We next thread our way through several rather intricate lanes, until, crossing Mardol Head, we soon find ourselves once more in The Square, the very heart of this ancient city. Here the old Market House at once claims our attention; a venerable sandstone structure supported, as our sketch will show, upon a series of semicircular arches, and buttressed at the angles. Overhead its time-stained walls are pierced with mullioned windows, and relieved against the skyline by quaint, fantastic battlements. That clock aloft in the gable is said to occupy the place of the one Falstaff referred to when declaring that, against tremendous odds, he had 'fought a long hour by Shrewsbury clock.' Be that as it may, we are on surer ground when considering the figure in the canopied niche below; for an inscribed panel alongside announces that 'This statue was removed by order of the Mayor from the tower on the Welsh Bridge in the year 1791.' The effigy, that of a knight in full armour, has a stiff, archaic appearance, and is usually supposed to represent Edward IV., father of Richard, Duke of York. Below this figure, in antiquated characters, are the words: The xv day of iune was this Buylding begonn, Wm Jones and Thos. Charlton gent. then Bayliffes, and was erected and covered in their time. The opposite gable has a similar niche, with the figure of an angel bearing a shield charged with the Arms of England and France, and a half-obliterated sundial. A richly carved canopy upon the western front encloses the arms of Queen Elizabeth, and the date of the erection of the building, 1596.
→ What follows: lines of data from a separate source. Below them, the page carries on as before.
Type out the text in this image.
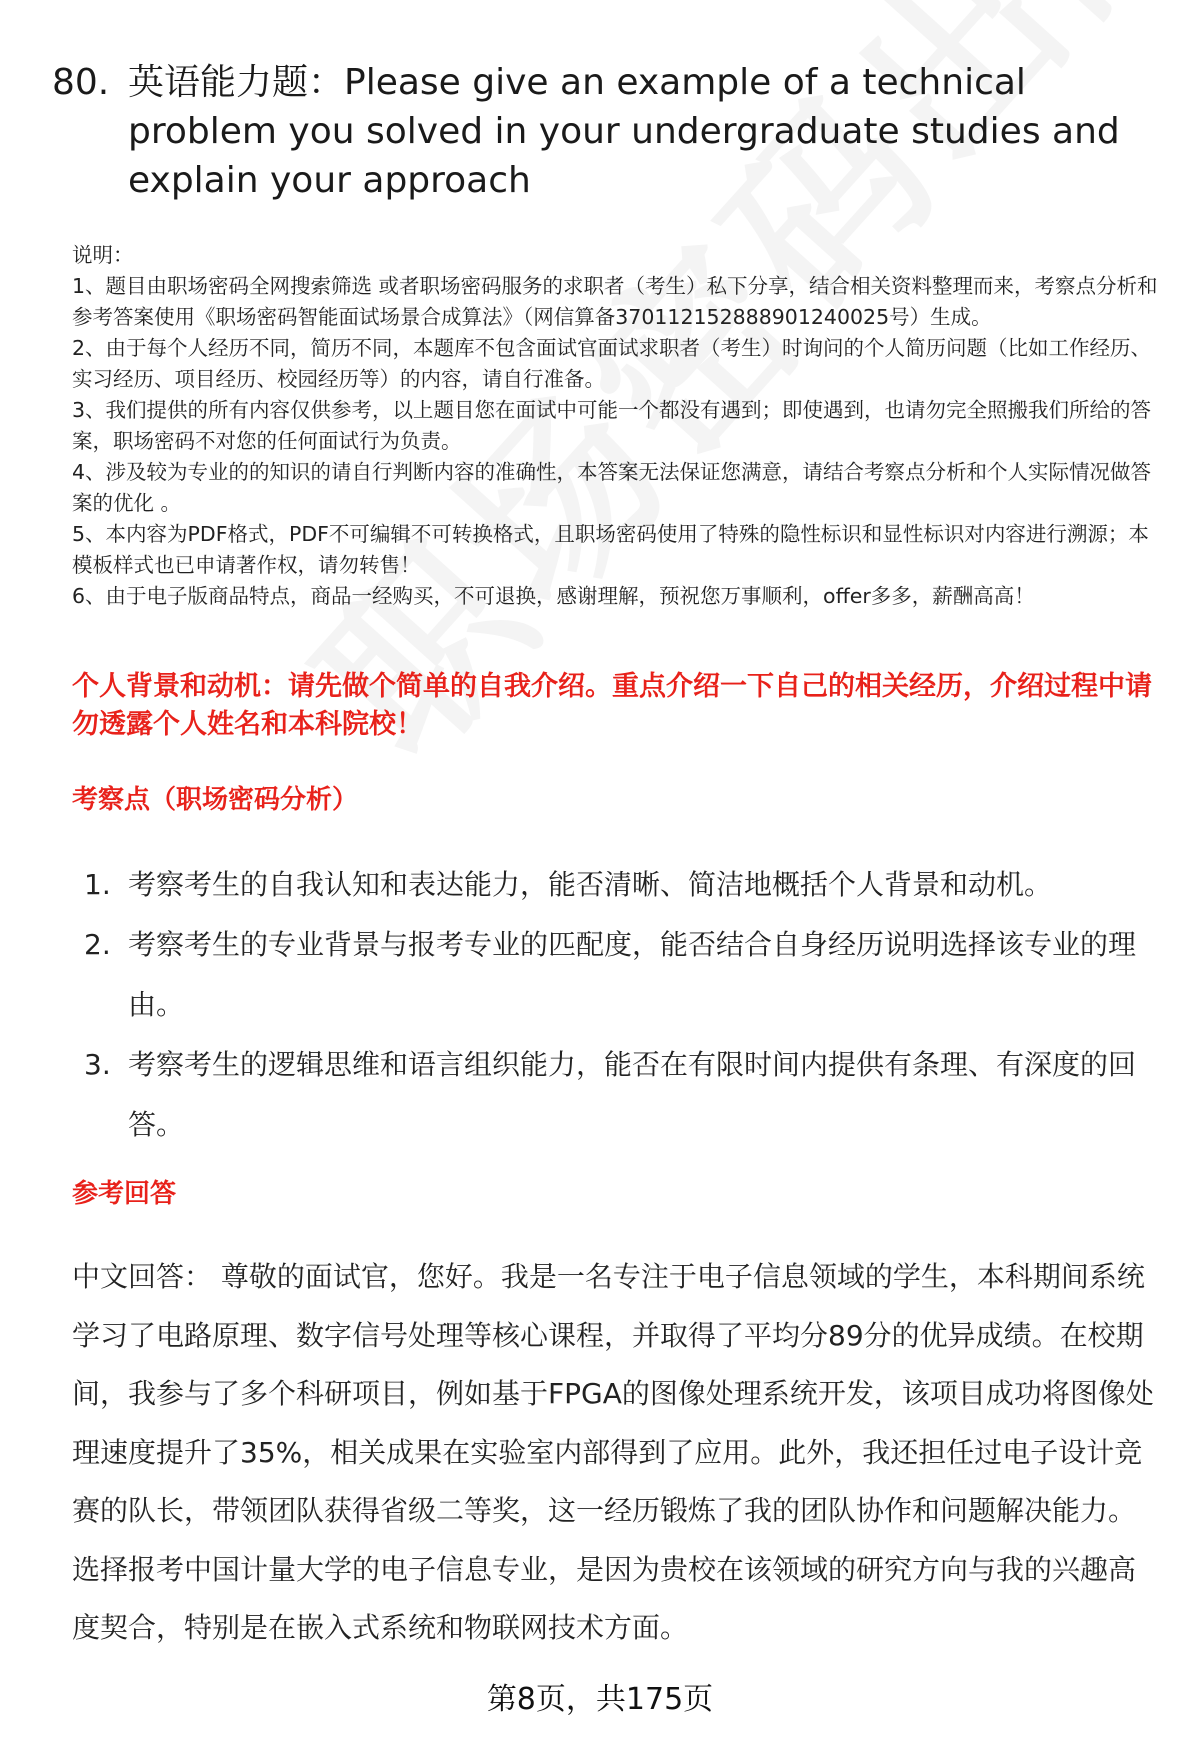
80. 英语能力题：Please give an example of a technical problem you solved in your undergraduate studies and explain your approach

说明：

1、题目由职场密码全网搜索筛选 或者职场密码服务的求职者（考生）私下分享，结合相关资料整理而来，考察点分析和参考答案使用《职场密码智能面试场景合成算法》（网信算备370112152888901240025号）生成。

2、由于每个人经历不同，简历不同，本题库不包含面试官面试求职者（考生）时询问的个人简历问题（比如工作经历、实习经历、项目经历、校园经历等）的内容，请自行准备。

3、我们提供的所有内容仅供参考，以上题目您在面试中可能一个都没有遇到；即使遇到，也请勿完全照搬我们所给的答案，职场密码不对您的任何面试行为负责。

4、涉及较为专业的的知识的请自行判断内容的准确性，本答案无法保证您满意，请结合考察点分析和个人实际情况做答案的优化 。

5、本内容为PDF格式，PDF不可编辑不可转换格式，且职场密码使用了特殊的隐性标识和显性标识对内容进行溯源；本模板样式也已申请著作权，请勿转售！

6、由于电子版商品特点，商品一经购买，不可退换，感谢理解，预祝您万事顺利，offer多多，薪酬高高！

个人背景和动机：请先做个简单的自我介绍。重点介绍一下自己的相关经历，介绍过程中请勿透露个人姓名和本科院校！
考察点（职场密码分析）
1. 考察考生的自我认知和表达能力，能否清晰、简洁地概括个人背景和动机。
2. 考察考生的专业背景与报考专业的匹配度，能否结合自身经历说明选择该专业的理由。
3. 考察考生的逻辑思维和语言组织能力，能否在有限时间内提供有条理、有深度的回答。
参考回答

中文回答： 尊敬的面试官，您好。我是一名专注于电子信息领域的学生，本科期间系统学习了电路原理、数字信号处理等核心课程，并取得了平均分89分的优异成绩。在校期间，我参与了多个科研项目，例如基于FPGA的图像处理系统开发，该项目成功将图像处理速度提升了35%，相关成果在实验室内部得到了应用。此外，我还担任过电子设计竞赛的队长，带领团队获得省级二等奖，这一经历锻炼了我的团队协作和问题解决能力。选择报考中国计量大学的电子信息专业，是因为贵校在该领域的研究方向与我的兴趣高度契合，特别是在嵌入式系统和物联网技术方面。

第8页，共175页
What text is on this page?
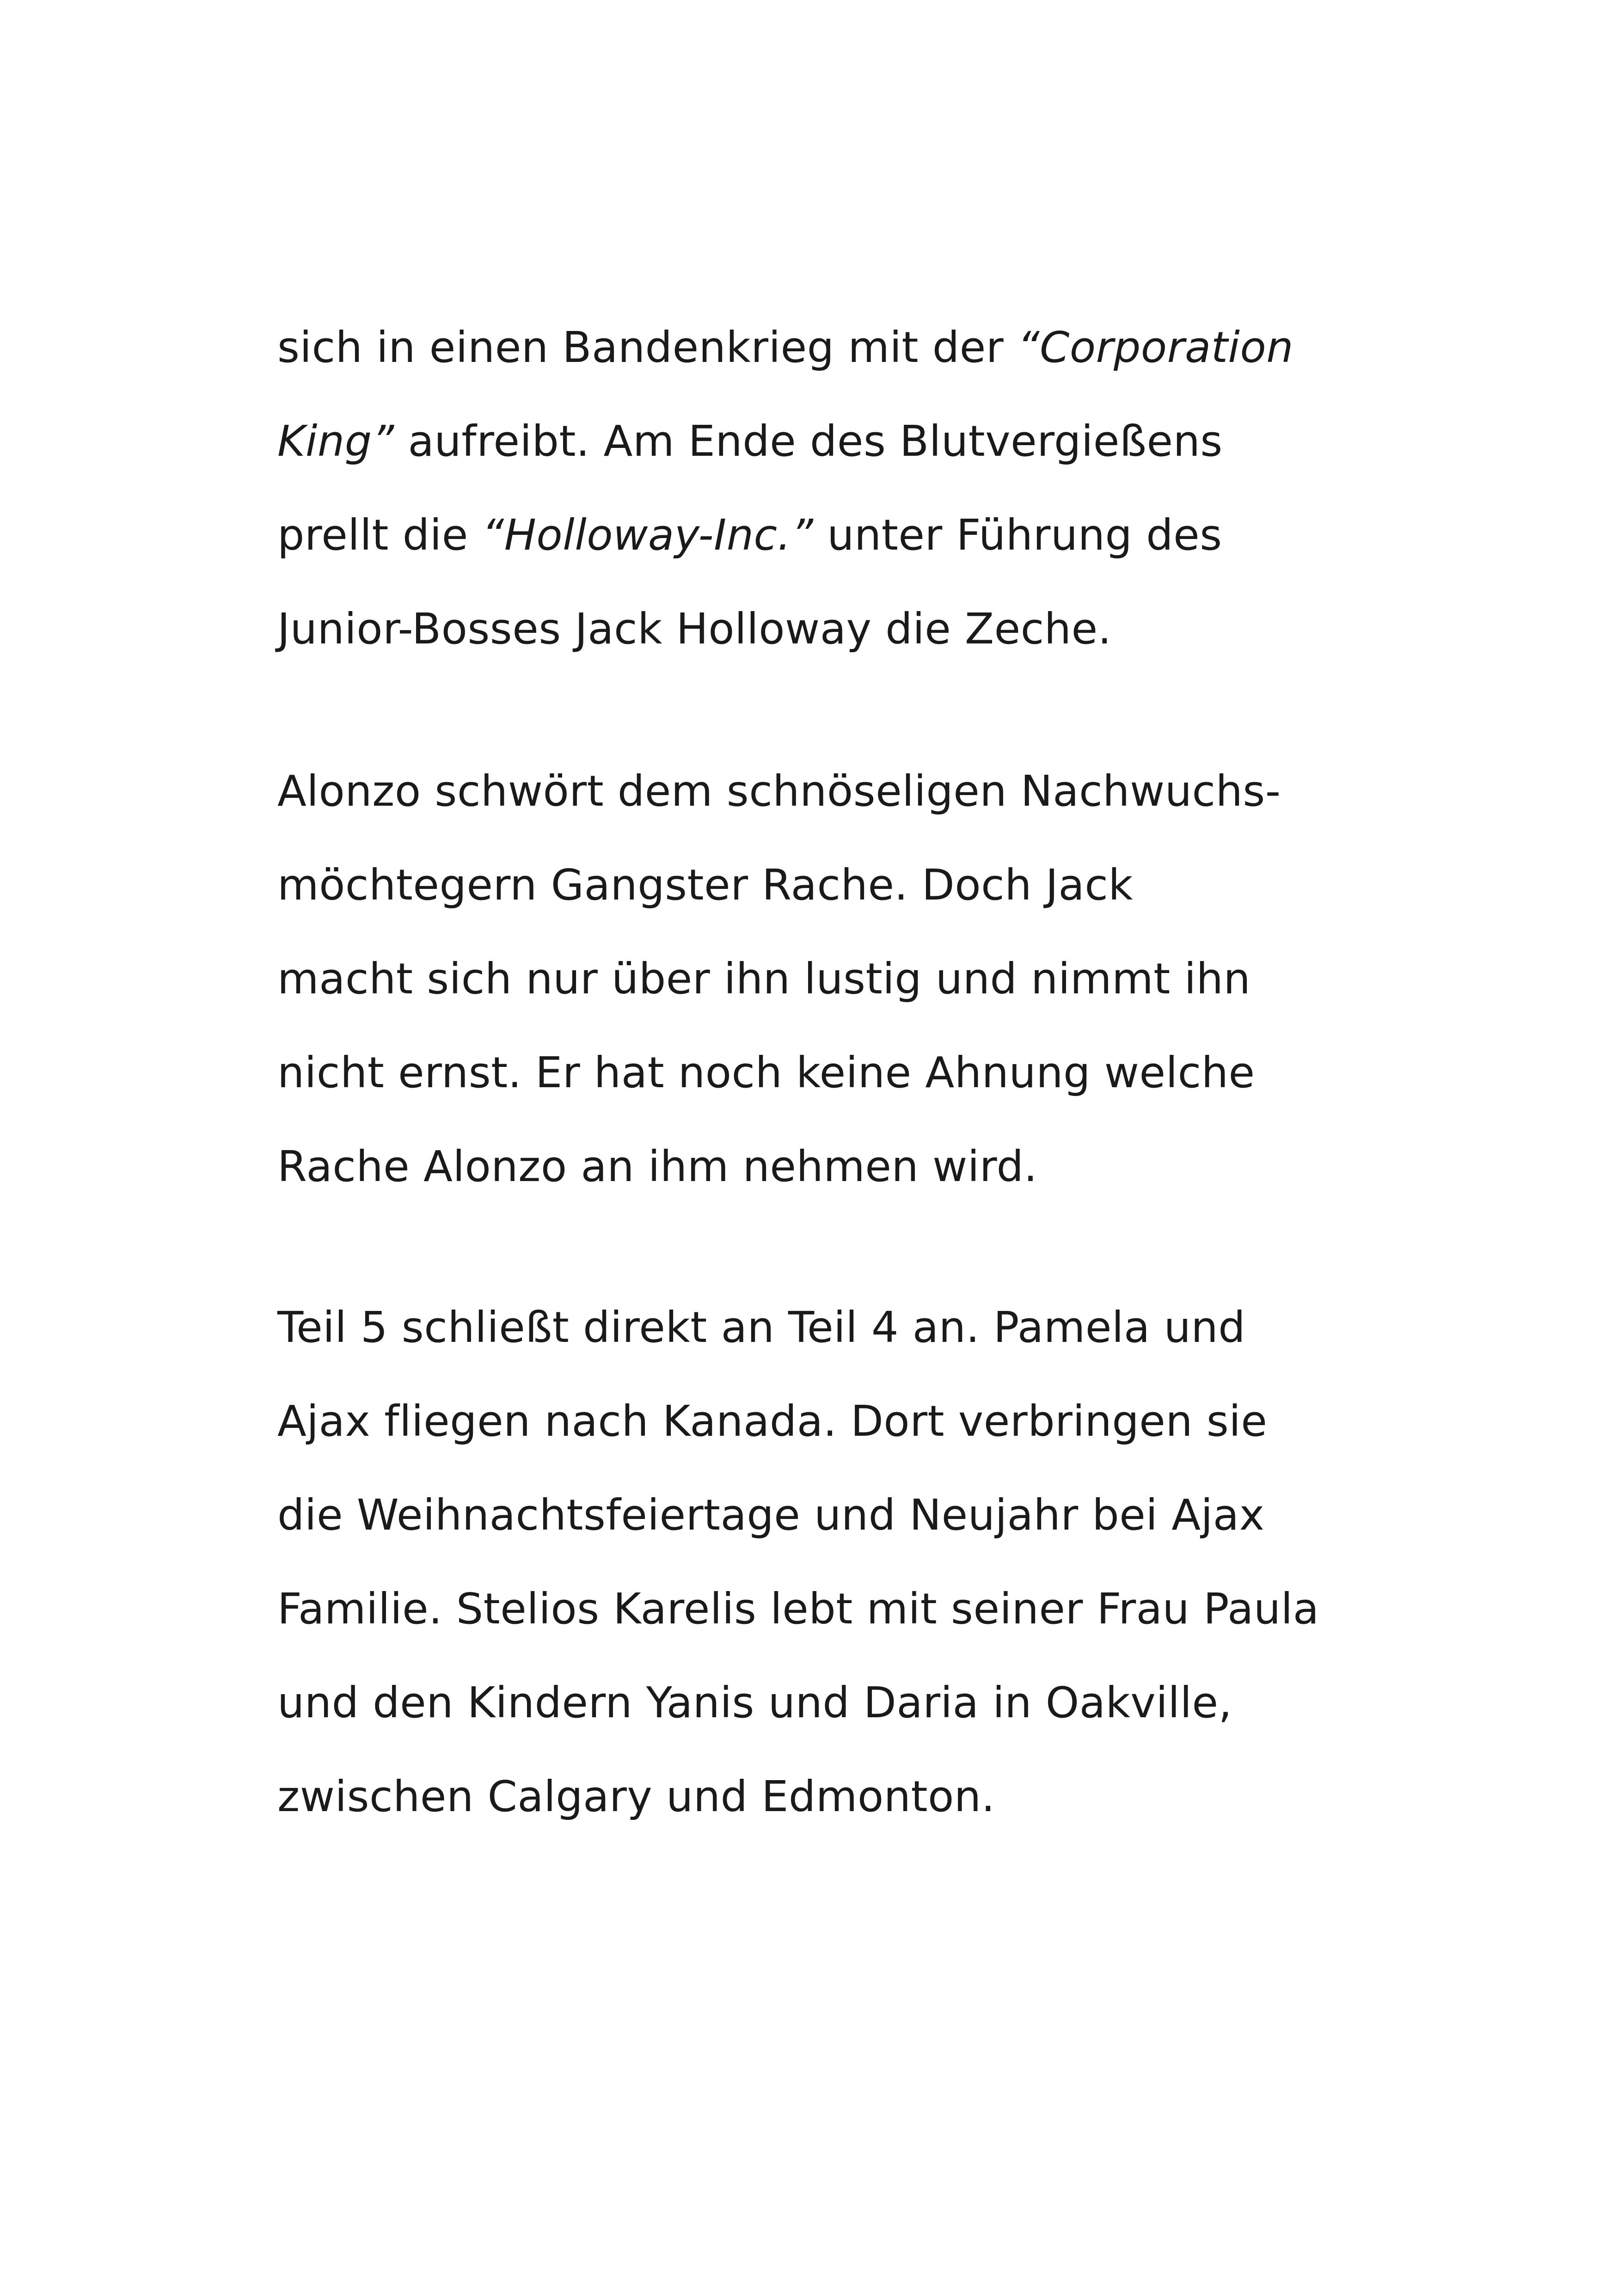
sich in einen Bandenkrieg mit der “Corporation
King” aufreibt. Am Ende des Blutvergießens
prellt die “Holloway-Inc.” unter Führung des
Junior-Bosses Jack Holloway die Zeche.
Alonzo schwört dem schnöseligen Nachwuchs-
möchtegern Gangster Rache. Doch Jack
macht sich nur über ihn lustig und nimmt ihn
nicht ernst. Er hat noch keine Ahnung welche
Rache Alonzo an ihm nehmen wird.
Teil 5 schließt direkt an Teil 4 an. Pamela und
Ajax fliegen nach Kanada. Dort verbringen sie
die Weihnachtsfeiertage und Neujahr bei Ajax
Familie. Stelios Karelis lebt mit seiner Frau Paula
und den Kindern Yanis und Daria in Oakville,
zwischen Calgary und Edmonton.
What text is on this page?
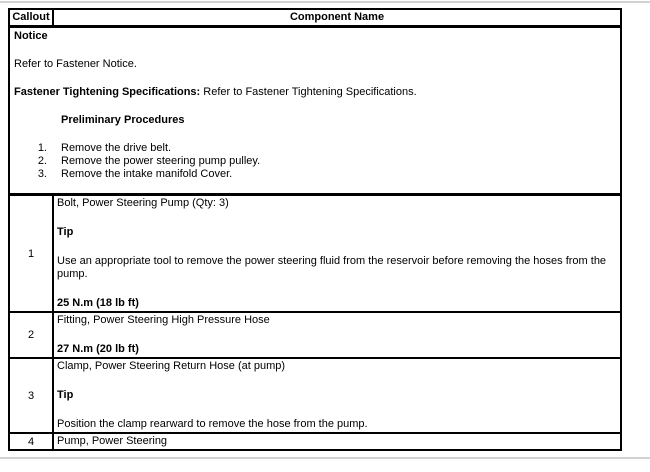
Callout	Component Name

Notice
Refer to Fastener Notice.
Fastener Tightening Specifications: Refer to Fastener Tightening Specifications.
Preliminary Procedures
1. Remove the drive belt.
2. Remove the power steering pump pulley.
3. Remove the intake manifold Cover.

1	Bolt, Power Steering Pump (Qty: 3)
Tip
Use an appropriate tool to remove the power steering fluid from the reservoir before removing the hoses from the pump.
25 N.m (18 lb ft)

2	Fitting, Power Steering High Pressure Hose
27 N.m (20 lb ft)

3	Clamp, Power Steering Return Hose (at pump)
Tip
Position the clamp rearward to remove the hose from the pump.

4	Pump, Power Steering
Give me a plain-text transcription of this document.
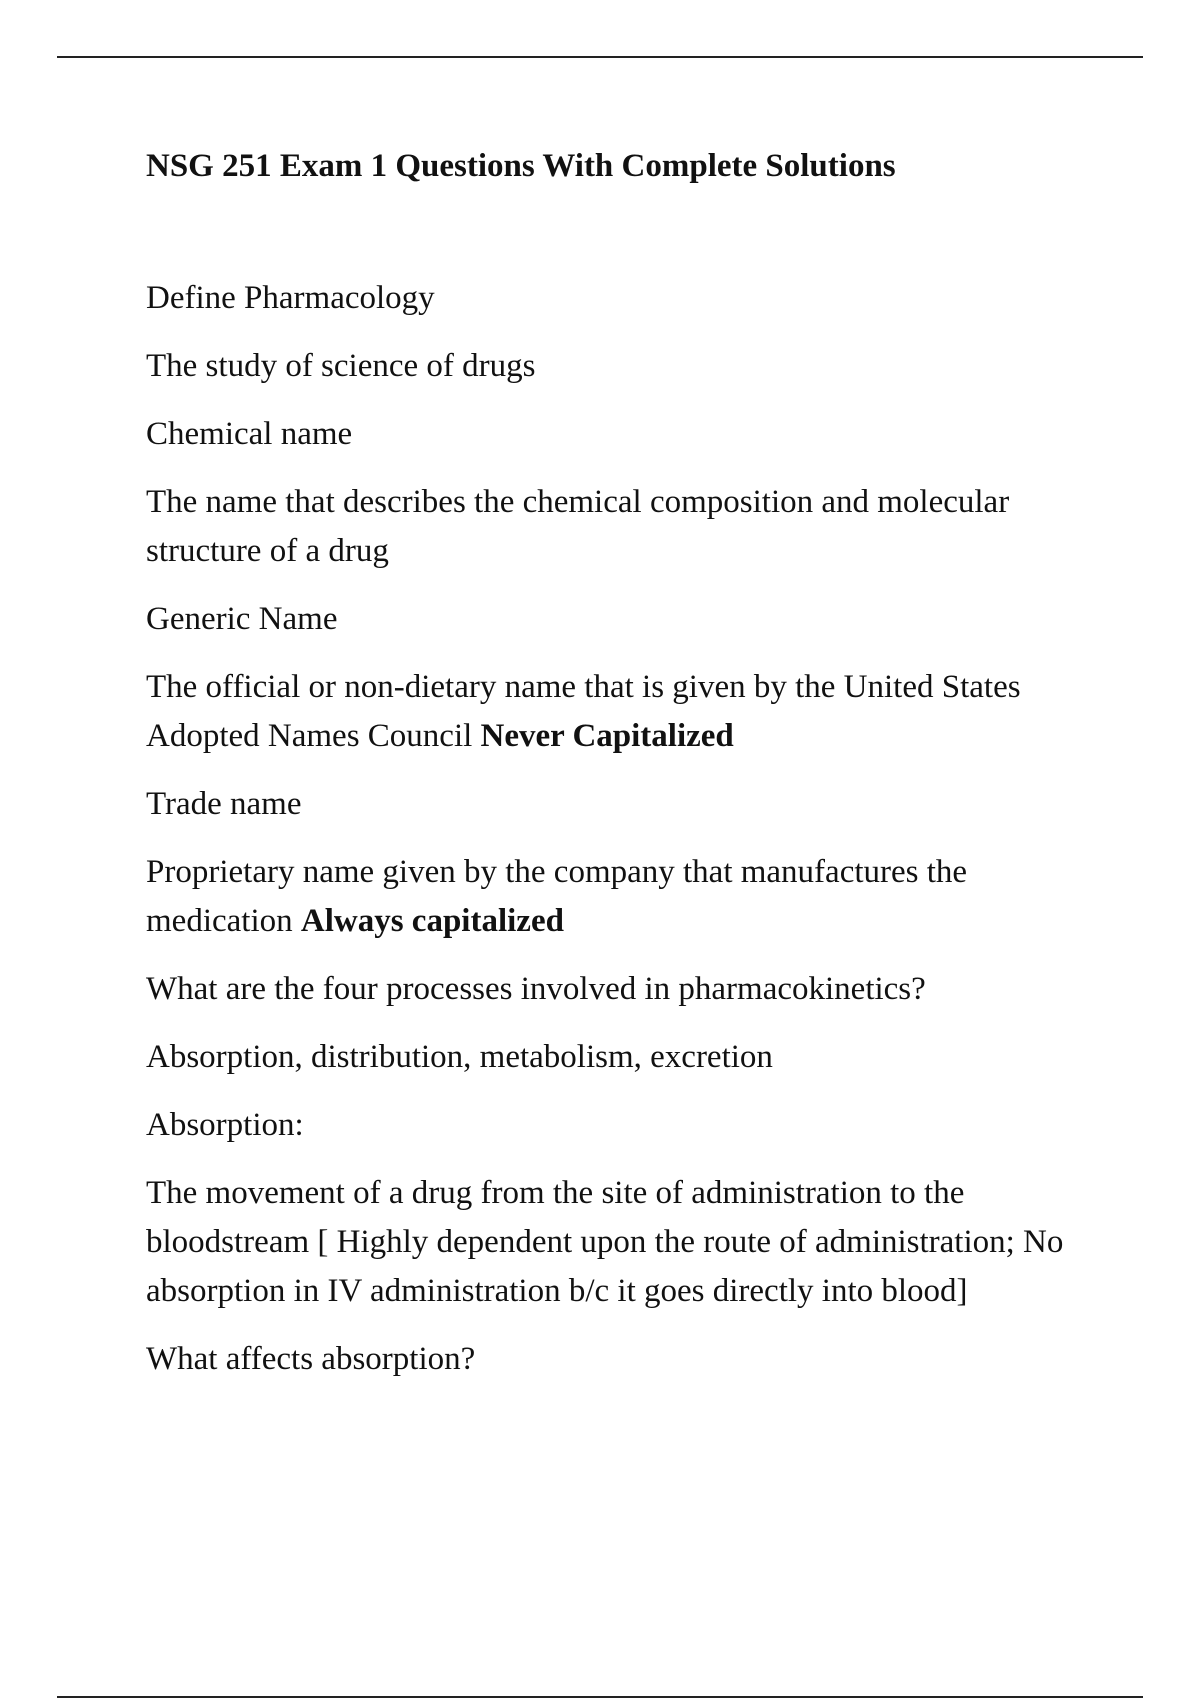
NSG 251 Exam 1 Questions With Complete Solutions

Define Pharmacology

The study of science of drugs

Chemical name

The name that describes the chemical composition and molecular structure of a drug

Generic Name

The official or non-dietary name that is given by the United States Adopted Names Council Never Capitalized

Trade name

Proprietary name given by the company that manufactures the medication Always capitalized

What are the four processes involved in pharmacokinetics?

Absorption, distribution, metabolism, excretion

Absorption:

The movement of a drug from the site of administration to the bloodstream [ Highly dependent upon the route of administration; No absorption in IV administration b/c it goes directly into blood]

What affects absorption?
Over against the old Market House, on the eastern side of The Square, rises an ancient timbered dwelling which goes by the name of Lloyd's House. Its rugged beams are curiously carved; grotesque faces leer upon the passer-by from finial and bracket; and the builder's initials are ingeniously interwoven amidst the ornamentation of the weatherworn bargeboard. Glancing backwards from the adjacent lane, we notice how the nodding gables and chimneys of Lloyd's mansion, one end of the old Market House, and a good eighteenth-century building beyond, combine to form a characteristic street scene. Then we push onwards again in search of other quarry.
Traversing a disused cemetery, we come to the Lady Chapel, and only relic, of old St. Chad's, a venerable church which collapsed suddenly in 1788, after surviving the changes and chances of time, it is said, for over a thousand years.